Mrs. Cobb had already set the coffee to perk on her woodstove. She had bacon sizzling in the pan. “You care for some breakfast?”

“No, ma'am,” I said, watching Truman follow on her heels. “I'm just waiting on Mr. Cobb.”

*   *   *

“You got directions to that doctor's house?” Mr. Cobb asked as we wove our way over the mountain and turned onto Route 9.

He drove real slow, slow enough I could have run alongside and got there faster. Mr. Cobb's driving nearly drove me crazy. I just wanted to get to Concord, to Sable.

“Yes, sir,” I said, bringing out the paper Pap had sketched a map on last night. I smoothed the directions out on Mr. Cobb's dashboard.

“I don't like the look of that sky,” Mr. Cobb said. “See if you can tune in some weather, Tate.”

I fiddled with Mr. Cobb's radio. I couldn't get much more than static.

The sky had turned yellow and still. Nothing moved in it. No birds, no clouds. You couldn't see the sun. Just a pale yellow sky. Made me feel twitchy in the stomach.

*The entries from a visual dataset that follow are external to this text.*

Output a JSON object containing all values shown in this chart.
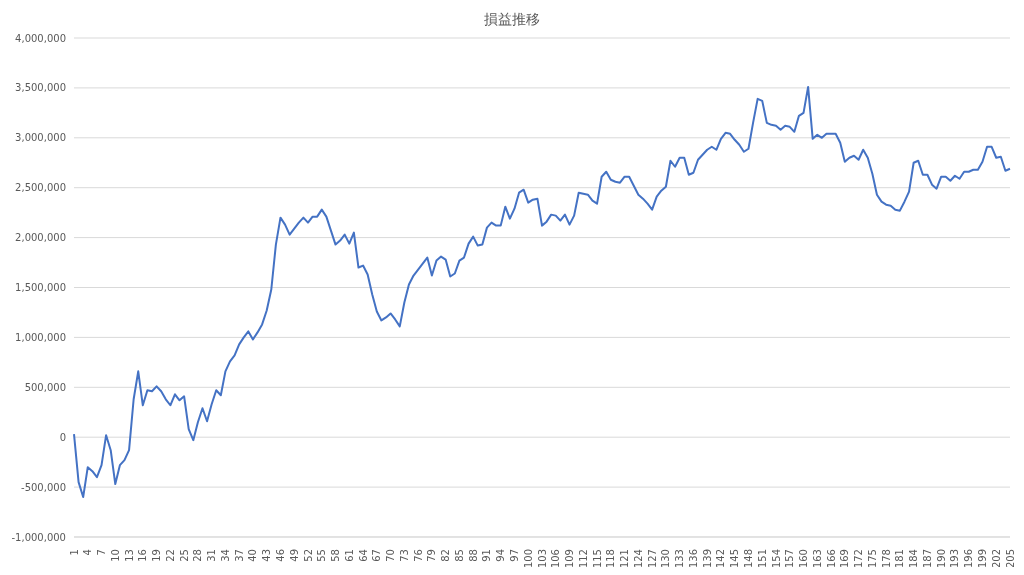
{
  "chart_data": {
    "type": "line",
    "title": "損益推移",
    "categories": [
      "1",
      null,
      null,
      "4",
      null,
      null,
      "7",
      null,
      null,
      "10",
      null,
      null,
      "13",
      null,
      null,
      "16",
      null,
      null,
      "19",
      null,
      null,
      "22",
      null,
      null,
      "25",
      null,
      null,
      "28",
      null,
      null,
      "31",
      null,
      null,
      "34",
      null,
      null,
      "37",
      null,
      null,
      "40",
      null,
      null,
      "43",
      null,
      null,
      "46",
      null,
      null,
      "49",
      null,
      null,
      "52",
      null,
      null,
      "55",
      null,
      null,
      "58",
      null,
      null,
      "61",
      null,
      null,
      "64",
      null,
      null,
      "67",
      null,
      null,
      "70",
      null,
      null,
      "73",
      null,
      null,
      "76",
      null,
      null,
      "79",
      null,
      null,
      "82",
      null,
      null,
      "85",
      null,
      null,
      "88",
      null,
      null,
      "91",
      null,
      null,
      "94",
      null,
      null,
      "97",
      null,
      null,
      "100",
      null,
      null,
      "103",
      null,
      null,
      "106",
      null,
      null,
      "109",
      null,
      null,
      "112",
      null,
      null,
      "115",
      null,
      null,
      "118",
      null,
      null,
      "121",
      null,
      null,
      "124",
      null,
      null,
      "127",
      null,
      null,
      "130",
      null,
      null,
      "133",
      null,
      null,
      "136",
      null,
      null,
      "139",
      null,
      null,
      "142",
      null,
      null,
      "145",
      null,
      null,
      "148",
      null,
      null,
      "151",
      null,
      null,
      "154",
      null,
      null,
      "157",
      null,
      null,
      "160",
      null,
      null,
      "163",
      null,
      null,
      "166",
      null,
      null,
      "169",
      null,
      null,
      "172",
      null,
      null,
      "175",
      null,
      null,
      "178",
      null,
      null,
      "181",
      null,
      null,
      "184",
      null,
      null,
      "187",
      null,
      null,
      "190",
      null,
      null,
      "193",
      null,
      null,
      "196",
      null,
      null,
      "199",
      null,
      null,
      "202",
      null,
      null,
      "205"
    ],
    "series": [
      {
        "color": "#4472c4",
        "values": [
          30000,
          -450000,
          -600000,
          -300000,
          -340000,
          -400000,
          -280000,
          20000,
          -130000,
          -470000,
          -280000,
          -230000,
          -130000,
          380000,
          660000,
          320000,
          470000,
          460000,
          510000,
          460000,
          380000,
          320000,
          430000,
          370000,
          410000,
          80000,
          -30000,
          150000,
          290000,
          160000,
          330000,
          470000,
          420000,
          660000,
          760000,
          820000,
          930000,
          1000000,
          1060000,
          980000,
          1050000,
          1130000,
          1270000,
          1480000,
          1930000,
          2200000,
          2130000,
          2030000,
          2090000,
          2150000,
          2200000,
          2150000,
          2210000,
          2210000,
          2280000,
          2210000,
          2070000,
          1930000,
          1970000,
          2030000,
          1940000,
          2050000,
          1700000,
          1720000,
          1630000,
          1430000,
          1260000,
          1170000,
          1200000,
          1240000,
          1180000,
          1110000,
          1350000,
          1530000,
          1620000,
          1680000,
          1740000,
          1800000,
          1620000,
          1770000,
          1810000,
          1780000,
          1610000,
          1640000,
          1770000,
          1800000,
          1940000,
          2010000,
          1920000,
          1930000,
          2100000,
          2150000,
          2120000,
          2120000,
          2310000,
          2190000,
          2290000,
          2450000,
          2480000,
          2350000,
          2380000,
          2390000,
          2120000,
          2160000,
          2230000,
          2220000,
          2170000,
          2230000,
          2130000,
          2220000,
          2450000,
          2440000,
          2430000,
          2370000,
          2340000,
          2610000,
          2660000,
          2580000,
          2560000,
          2550000,
          2610000,
          2610000,
          2520000,
          2430000,
          2390000,
          2340000,
          2280000,
          2410000,
          2470000,
          2510000,
          2770000,
          2710000,
          2800000,
          2800000,
          2630000,
          2650000,
          2780000,
          2830000,
          2880000,
          2910000,
          2880000,
          2990000,
          3050000,
          3040000,
          2980000,
          2930000,
          2860000,
          2890000,
          3150000,
          3390000,
          3370000,
          3150000,
          3130000,
          3120000,
          3080000,
          3120000,
          3110000,
          3060000,
          3220000,
          3250000,
          3510000,
          2990000,
          3030000,
          3000000,
          3040000,
          3040000,
          3040000,
          2950000,
          2760000,
          2800000,
          2820000,
          2780000,
          2880000,
          2800000,
          2640000,
          2430000,
          2360000,
          2330000,
          2320000,
          2280000,
          2270000,
          2360000,
          2460000,
          2750000,
          2770000,
          2630000,
          2630000,
          2530000,
          2490000,
          2610000,
          2610000,
          2570000,
          2620000,
          2590000,
          2660000,
          2660000,
          2680000,
          2680000,
          2760000,
          2910000,
          2910000,
          2800000,
          2810000,
          2670000,
          2690000
        ]
      }
    ],
    "ylim": [
      -1000000,
      4000000
    ],
    "yticks": [
      {
        "value": -1000000,
        "label": "-1,000,000"
      },
      {
        "value": -500000,
        "label": "-500,000"
      },
      0,
      {
        "value": 500000,
        "label": "500,000"
      },
      {
        "value": 1000000,
        "label": "1,000,000"
      },
      {
        "value": 1500000,
        "label": "1,500,000"
      },
      {
        "value": 2000000,
        "label": "2,000,000"
      },
      {
        "value": 2500000,
        "label": "2,500,000"
      },
      {
        "value": 3000000,
        "label": "3,000,000"
      },
      {
        "value": 3500000,
        "label": "3,500,000"
      },
      {
        "value": 4000000,
        "label": "4,000,000"
      }
    ],
    "grid": "y",
    "legend": false,
    "marker": "none",
    "line_style": "solid"
  }
}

Mr. Cobb got us close to Concord, then followed Pap's directions. Suddenly I recognized a stand of pine. And then the beginning of Doc Winston's fence.

“That's it,” I said.

“Good. This storm looks nasty. I don't want to be driving in it someplace I don't know.”

*   *   *

Mr. Cobb parked outside the gate. I opened my car door. The hair stood up on my arms. It was still as death outside Doc Winston's house. I heard no barking. Peering through the gate, my eyes searched for signs of Sable.

As I stood there, the sky opened. In a moment my overalls and T-shirt were soaking wet. Rain beat down through my hair and trickled along my scalp.